Following Nightline Koppel has taken on a number of roles which span various formats of news media:
Discovery Channel
Following his departure from Nightline Koppel formed a three-year partnership with Discovery Communications as managing editor of the Discovery Channel. While at Discovery, Koppel produced several lengthy documentaries on a variety of subjects including a 2008 four-hour miniseries on China, which Koppel "ranks with some of the work that [he is] most proud of over the years." The four-part documentary, called The People's Republic of Capitalism, is an extensive look at the fast-changing country. It takes a look at the role of Chinese consumers in the growing -but yet communist- economy.

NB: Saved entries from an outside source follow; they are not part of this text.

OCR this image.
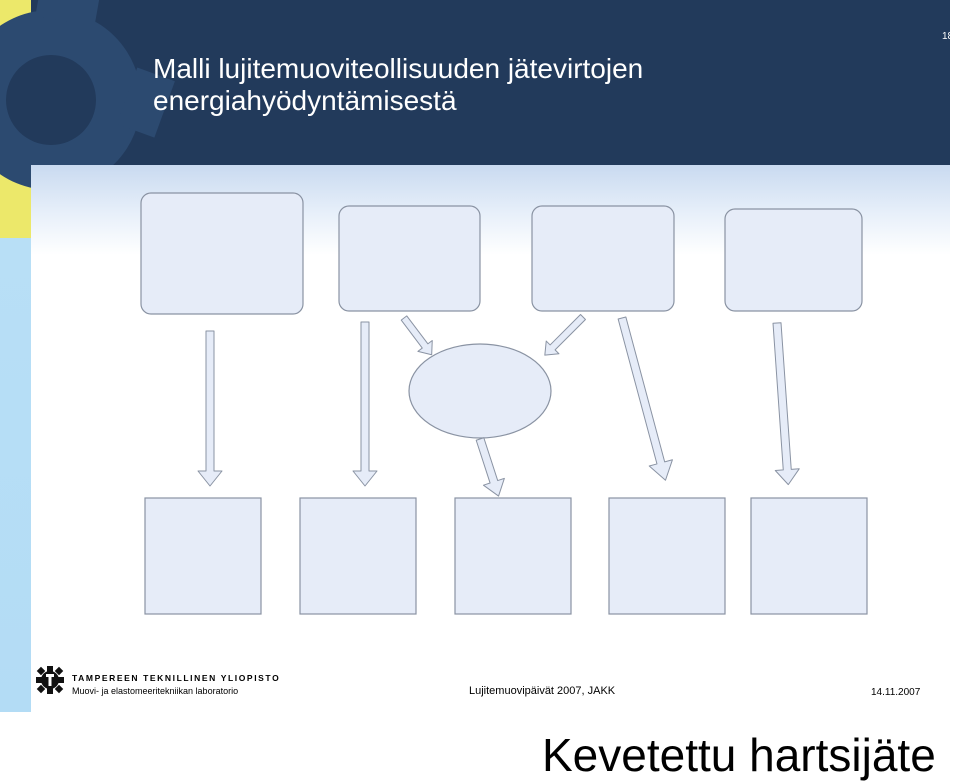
18
Malli lujitemuoviteollisuuden jätevirtojen
energiahyödyntämisestä
TAMPEREEN TEKNILLINEN YLIOPISTO
Muovi- ja elastomeeritekniikan laboratorio	Lujitemuovipäivät 2007, JAKK	14.11.2007
Kevetettu hartsijäte
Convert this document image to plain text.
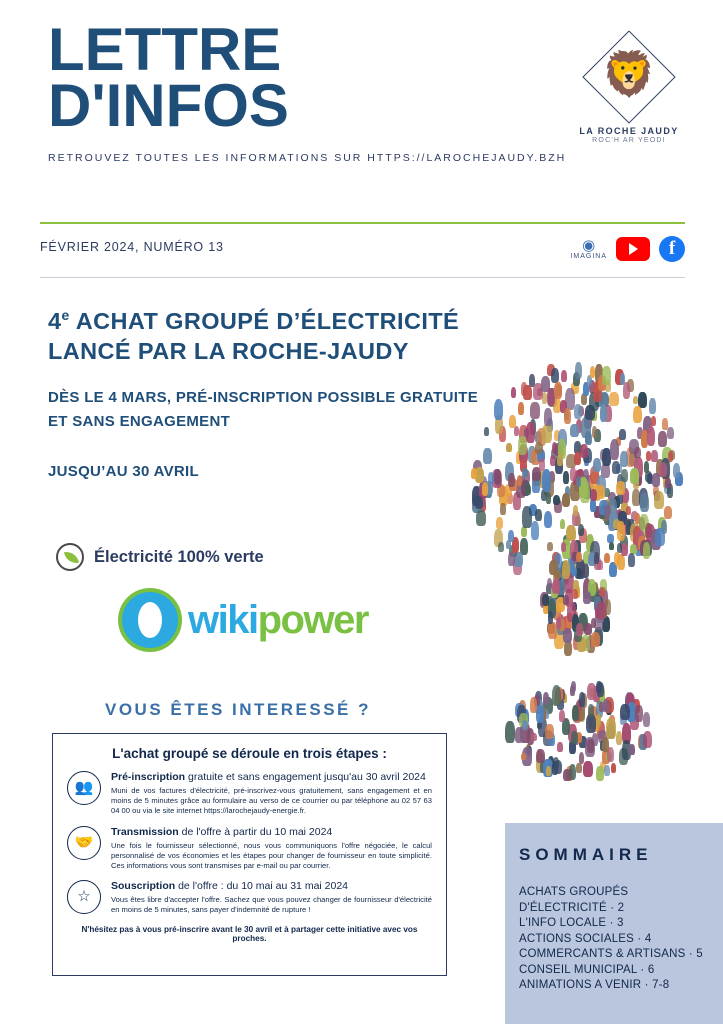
LETTRE
D'INFOS
RETROUVEZ TOUTES LES INFORMATIONS SUR HTTPS://LAROCHEJAUDY.BZH
🦁
LA ROCHE JAUDY
ROC'H AR YEODI
FÉVRIER 2024, NUMÉRO 13	◉
IMAGINA	f
4e ACHAT GROUPÉ D’ÉLECTRICITÉ LANCÉ PAR LA ROCHE-JAUDY
DÈS LE 4 MARS, PRÉ-INSCRIPTION POSSIBLE GRATUITE ET SANS ENGAGEMENT
JUSQU’AU 30 AVRIL
Électricité 100% verte
wikipower
VOUS ÊTES INTERESSÉ ?
L'achat groupé se déroule en trois étapes :
👥
Pré-inscription gratuite et sans engagement jusqu'au 30 avril 2024
Muni de vos factures d'électricité, pré-inscrivez-vous gratuitement, sans engagement et en moins de 5 minutes grâce au formulaire au verso de ce courrier ou par téléphone au 02 57 63 04 00 ou via le site internet https://larochejaudy-energie.fr.
🤝
Transmission de l'offre à partir du 10 mai 2024
Une fois le fournisseur sélectionné, nous vous communiquons l'offre négociée, le calcul personnalisé de vos économies et les étapes pour changer de fournisseur en toute simplicité. Ces informations vous sont transmises par e-mail ou par courrier.
☆
Souscription de l'offre : du 10 mai au 31 mai 2024
Vous êtes libre d'accepter l'offre. Sachez que vous pouvez changer de fournisseur d'électricité en moins de 5 minutes, sans payer d'indemnité de rupture !
N'hésitez pas à vous pré-inscrire avant le 30 avril et à partager cette initiative avec vos proches.
SOMMAIRE
ACHATS GROUPÉS
D'ÉLECTRICITÉ · 2
L'INFO LOCALE · 3
ACTIONS SOCIALES · 4
COMMERCANTS & ARTISANS · 5
CONSEIL MUNICIPAL · 6
ANIMATIONS A VENIR · 7-8
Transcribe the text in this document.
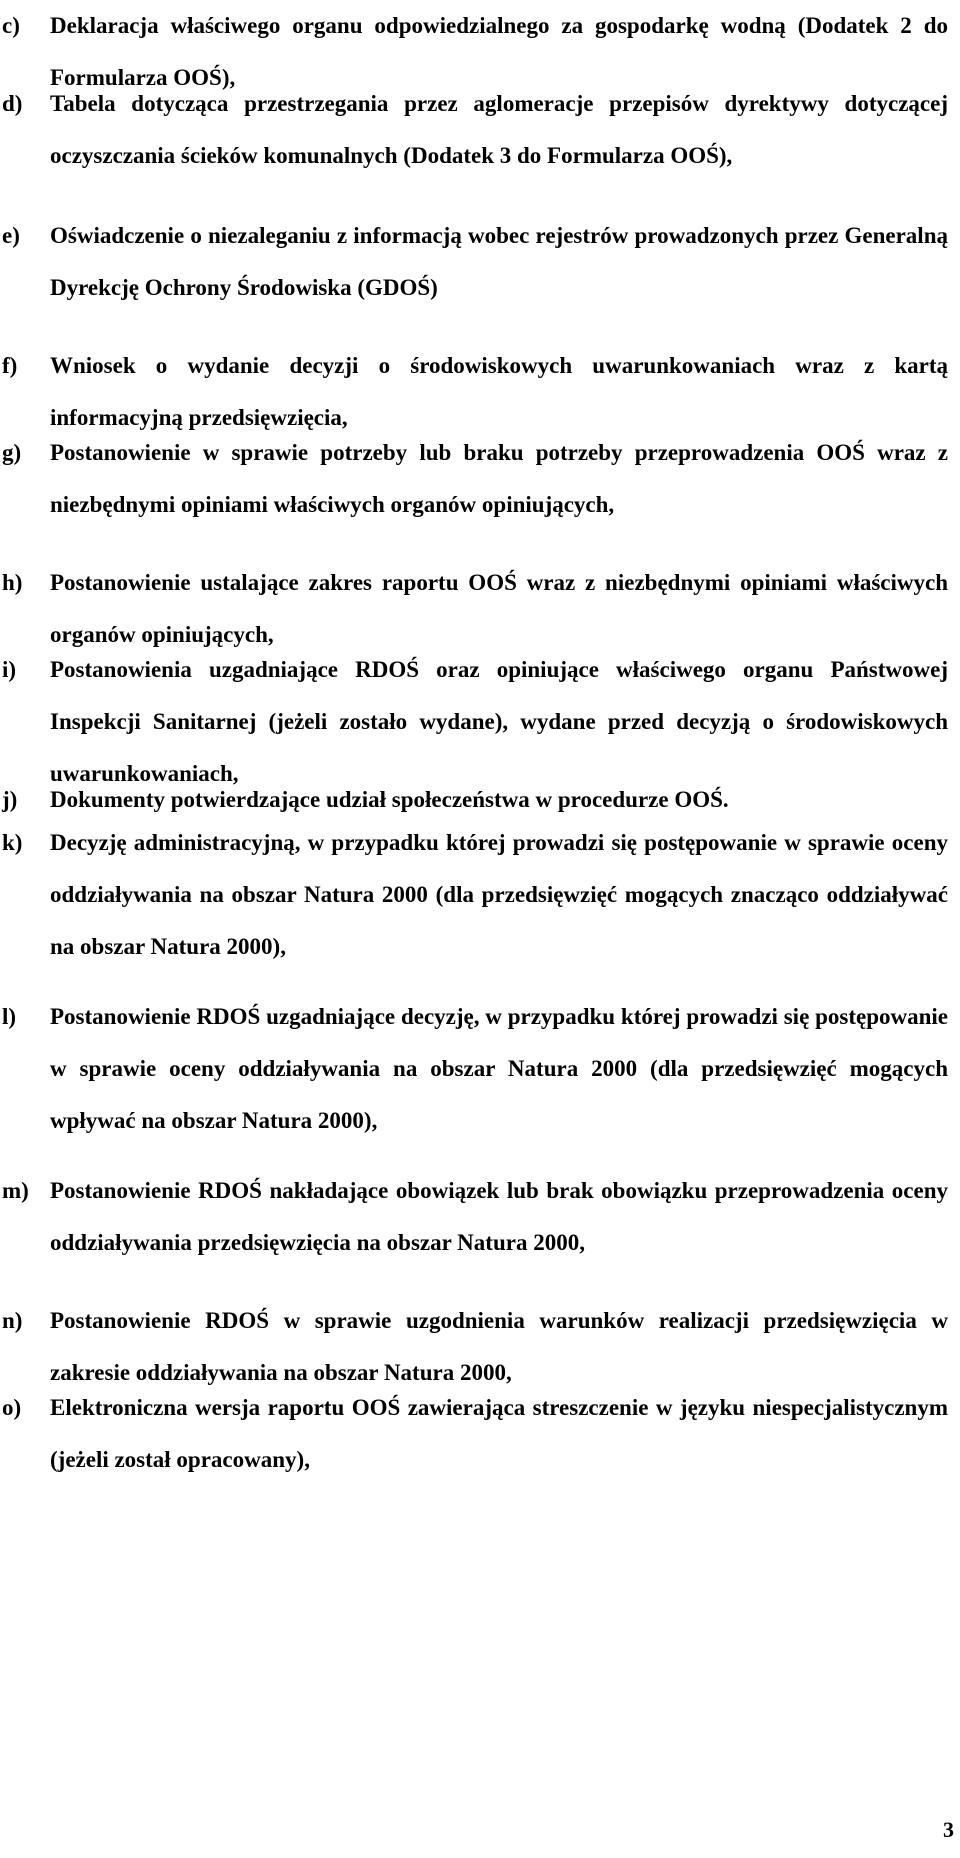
c) Deklaracja właściwego organu odpowiedzialnego za gospodarkę wodną (Dodatek 2 do Formularza OOŚ),
d) Tabela dotycząca przestrzegania przez aglomeracje przepisów dyrektywy dotyczącej oczyszczania ścieków komunalnych (Dodatek 3 do Formularza OOŚ),
e) Oświadczenie o niezaleganiu z informacją wobec rejestrów prowadzonych przez Generalną Dyrekcję Ochrony Środowiska (GDOŚ)
f) Wniosek o wydanie decyzji o środowiskowych uwarunkowaniach wraz z kartą informacyjną przedsięwzięcia,
g) Postanowienie w sprawie potrzeby lub braku potrzeby przeprowadzenia OOŚ wraz z niezbędnymi opiniami właściwych organów opiniujących,
h) Postanowienie ustalające zakres raportu OOŚ wraz z niezbędnymi opiniami właściwych organów opiniujących,
i) Postanowienia uzgadniające RDOŚ oraz opiniujące właściwego organu Państwowej Inspekcji Sanitarnej (jeżeli zostało wydane), wydane przed decyzją o środowiskowych uwarunkowaniach,
j) Dokumenty potwierdzające udział społeczeństwa w procedurze OOŚ.
k) Decyzję administracyjną, w przypadku której prowadzi się postępowanie w sprawie oceny oddziaływania na obszar Natura 2000 (dla przedsięwzięć mogących znacząco oddziaływać na obszar Natura 2000),
l) Postanowienie RDOŚ uzgadniające decyzję, w przypadku której prowadzi się postępowanie w sprawie oceny oddziaływania na obszar Natura 2000 (dla przedsięwzięć mogących wpływać na obszar Natura 2000),
m) Postanowienie RDOŚ nakładające obowiązek lub brak obowiązku przeprowadzenia oceny oddziaływania przedsięwzięcia na obszar Natura 2000,
n) Postanowienie RDOŚ w sprawie uzgodnienia warunków realizacji przedsięwzięcia w zakresie oddziaływania na obszar Natura 2000,
o) Elektroniczna wersja raportu OOŚ zawierająca streszczenie w języku niespecjalistycznym (jeżeli został opracowany),
3
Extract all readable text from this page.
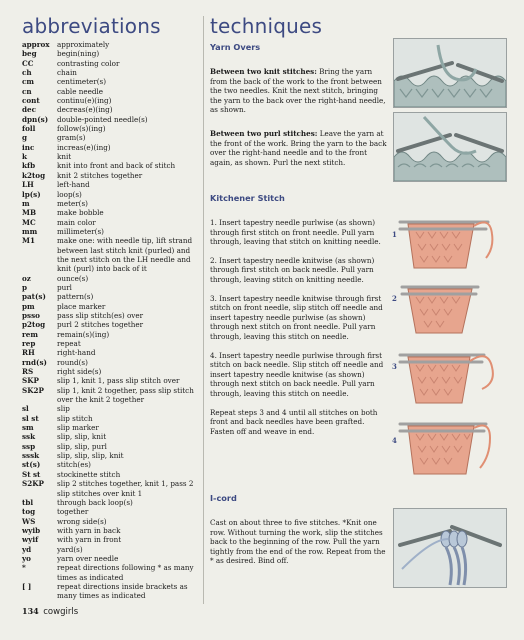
abbreviations
approx	approximately
beg	begin(ning)
CC	contrasting color
ch	chain
cm	centimeter(s)
cn	cable needle
cont	continu(e)(ing)
dec	decreas(e)(ing)
dpn(s)	double-pointed needle(s)
foll	follow(s)(ing)
g	gram(s)
inc	increas(e)(ing)
k	knit
kfb	knit into front and back of stitch
k2tog	knit 2 stitches together
LH	left-hand
lp(s)	loop(s)
m	meter(s)
MB	make bobble
MC	main color
mm	millimeter(s)
M1	make one: with needle tip, lift strand
between last stitch knit (purled) and
the next stitch on the LH needle and
knit (purl) into back of it
oz	ounce(s)
p	purl
pat(s)	pattern(s)
pm	place marker
psso	pass slip stitch(es) over
p2tog	purl 2 stitches together
rem	remain(s)(ing)
rep	repeat
RH	right-hand
rnd(s)	round(s)
RS	right side(s)
SKP	slip 1, knit 1, pass slip stitch over
SK2P	slip 1, knit 2 together, pass slip stitch
over the knit 2 together
sl	slip
sl st	slip stitch
sm	slip marker
ssk	slip, slip, knit
ssp	slip, slip, purl
sssk	slip, slip, slip, knit
st(s)	stitch(es)
St st	stockinette stitch
S2KP	slip 2 stitches together, knit 1, pass 2
slip stitches over knit 1
tbl	through back loop(s)
tog	together
WS	wrong side(s)
wyib	with yarn in back
wyif	with yarn in front
yd	yard(s)
yo	yarn over needle
*	repeat directions following * as many
times as indicated
[ ]	repeat directions inside brackets as
many times as indicated
techniques
Yarn Overs

Between two knit stitches: Bring the yarn from the back of the work to the front between the two needles. Knit the next stitch, bringing the yarn to the back over the right-hand needle, as shown.

Between two purl stitches: Leave the yarn at the front of the work. Bring the yarn to the back over the right-hand needle and to the front again, as shown. Purl the next stitch.

Kitchener Stitch

1. Insert tapestry needle purlwise (as shown) through first stitch on front needle. Pull yarn through, leaving that stitch on knitting needle.

2. Insert tapestry needle knitwise (as shown) through first stitch on back needle. Pull yarn through, leaving stitch on knitting needle.

3. Insert tapestry needle knitwise through first stitch on front needle, slip stitch off needle and insert tapestry needle purlwise (as shown) through next stitch on front needle. Pull yarn through, leaving this stitch on needle.

4. Insert tapestry needle purlwise through first stitch on back needle. Slip stitch off needle and insert tapestry needle knitwise (as shown) through next stitch on back needle. Pull yarn through, leaving this stitch on needle.

Repeat steps 3 and 4 until all stitches on both front and back needles have been grafted. Fasten off and weave in end.

I-cord

Cast on about three to five stitches. *Knit one row. Without turning the work, slip the stitches back to the beginning of the row. Pull the yarn tightly from the end of the row. Repeat from the * as desired. Bind off.

1
2
3
4
134 cowgirls
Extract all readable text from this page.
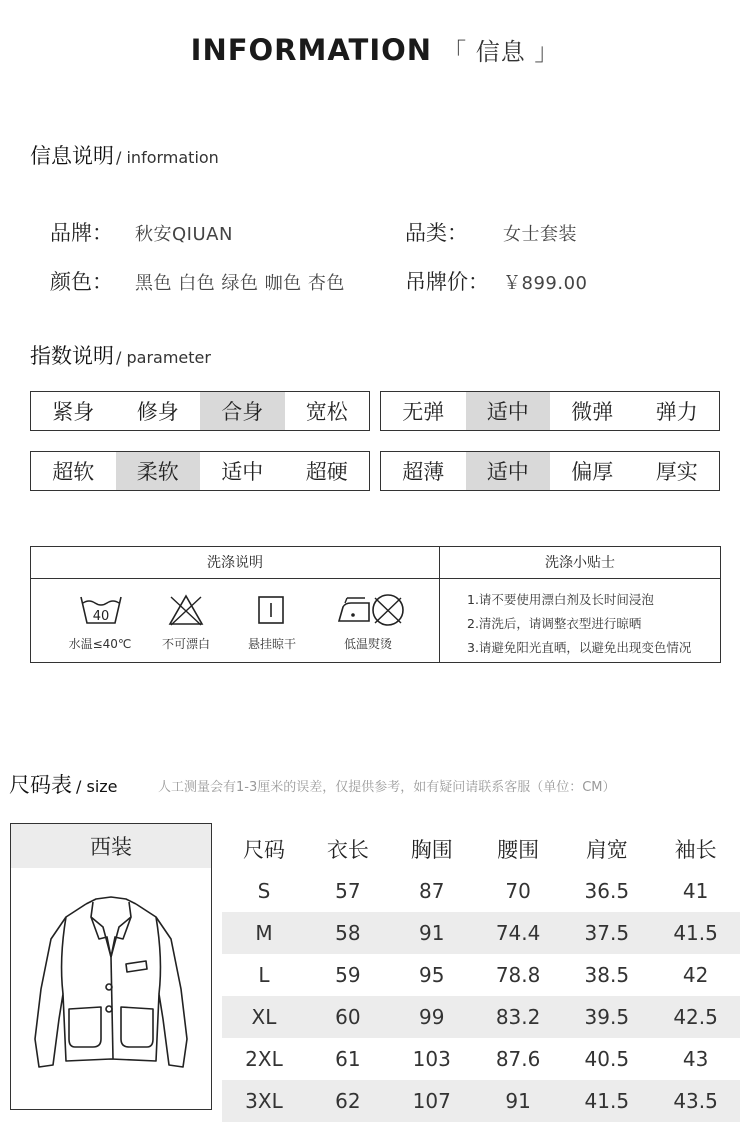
INFORMATION 「 信息 」
信息说明 / information
品牌： 秋安QIUAN	品类： 女士套装
颜色： 黑色 白色 绿色 咖色 杏色	吊牌价： ￥899.00
指数说明 / parameter
紧身	修身	合身	宽松	无弹	适中	微弹	弹力
超软	柔软	适中	超硬	超薄	适中	偏厚	厚实
洗涤说明	洗涤小贴士
40
水温≤40℃	不可漂白	悬挂晾干	低温熨烫
1.请不要使用漂白剂及长时间浸泡
2.清洗后，请调整衣型进行晾晒
3.请避免阳光直晒，以避免出现变色情况
尺码表 / size	人工测量会有1-3厘米的误差，仅提供参考，如有疑问请联系客服（单位：CM）
西装	尺码	衣长	胸围	腰围	肩宽	袖长
S	57	87	70	36.5	41
M	58	91	74.4	37.5	41.5
L	59	95	78.8	38.5	42
XL	60	99	83.2	39.5	42.5
2XL	61	103	87.6	40.5	43
3XL	62	107	91	41.5	43.5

Koppel and Discovery Communications parted ways in November, 2008, terminating their contract six months early, prompting rumors that Koppel would be hired for NBC's Meet the Press. Koppel stated that he was not interested in the job.
Honors and awards
Koppel returns to Syracuse University regularly as a guest speaker. He was a member of the student-run WAER and keeps in touch with the student media at Syracuse. He is a member of the Pi Kappa Alpha Fraternity.
Emmy Awards
Personal life
In 1963, Koppel became a naturalized U.S. citizen, and married Grace Anne Dorney, a Roman Catholic. They have four children: Andrea (a former journalist), Deirdre, Andrew, and Tara. Andrew Koppel was found dead in a New York City apartment on May 31, 2010, reportedly after a day-long drinking binge. Koppel is multilingual and speaks German and French in addition to his native English.
Koppel is a longtime friend of Henry Kissinger. Both Kissinger and Koppel moved to the United States as children. Along with former Secretary of State Alexander Haig, Kissinger was the most frequent guest on Nightline. In an interview, Koppel commented, "Henry Kissinger is, plain and simply, the best secretary of state we have had in 20, maybe 30 years – certainly one of the two or three great secretaries of state of our century," and added, "I’m proud to be a friend of Henry Kissinger. He is an extraordinary man. This country has lost a lot by not having him in a position of influence and authority".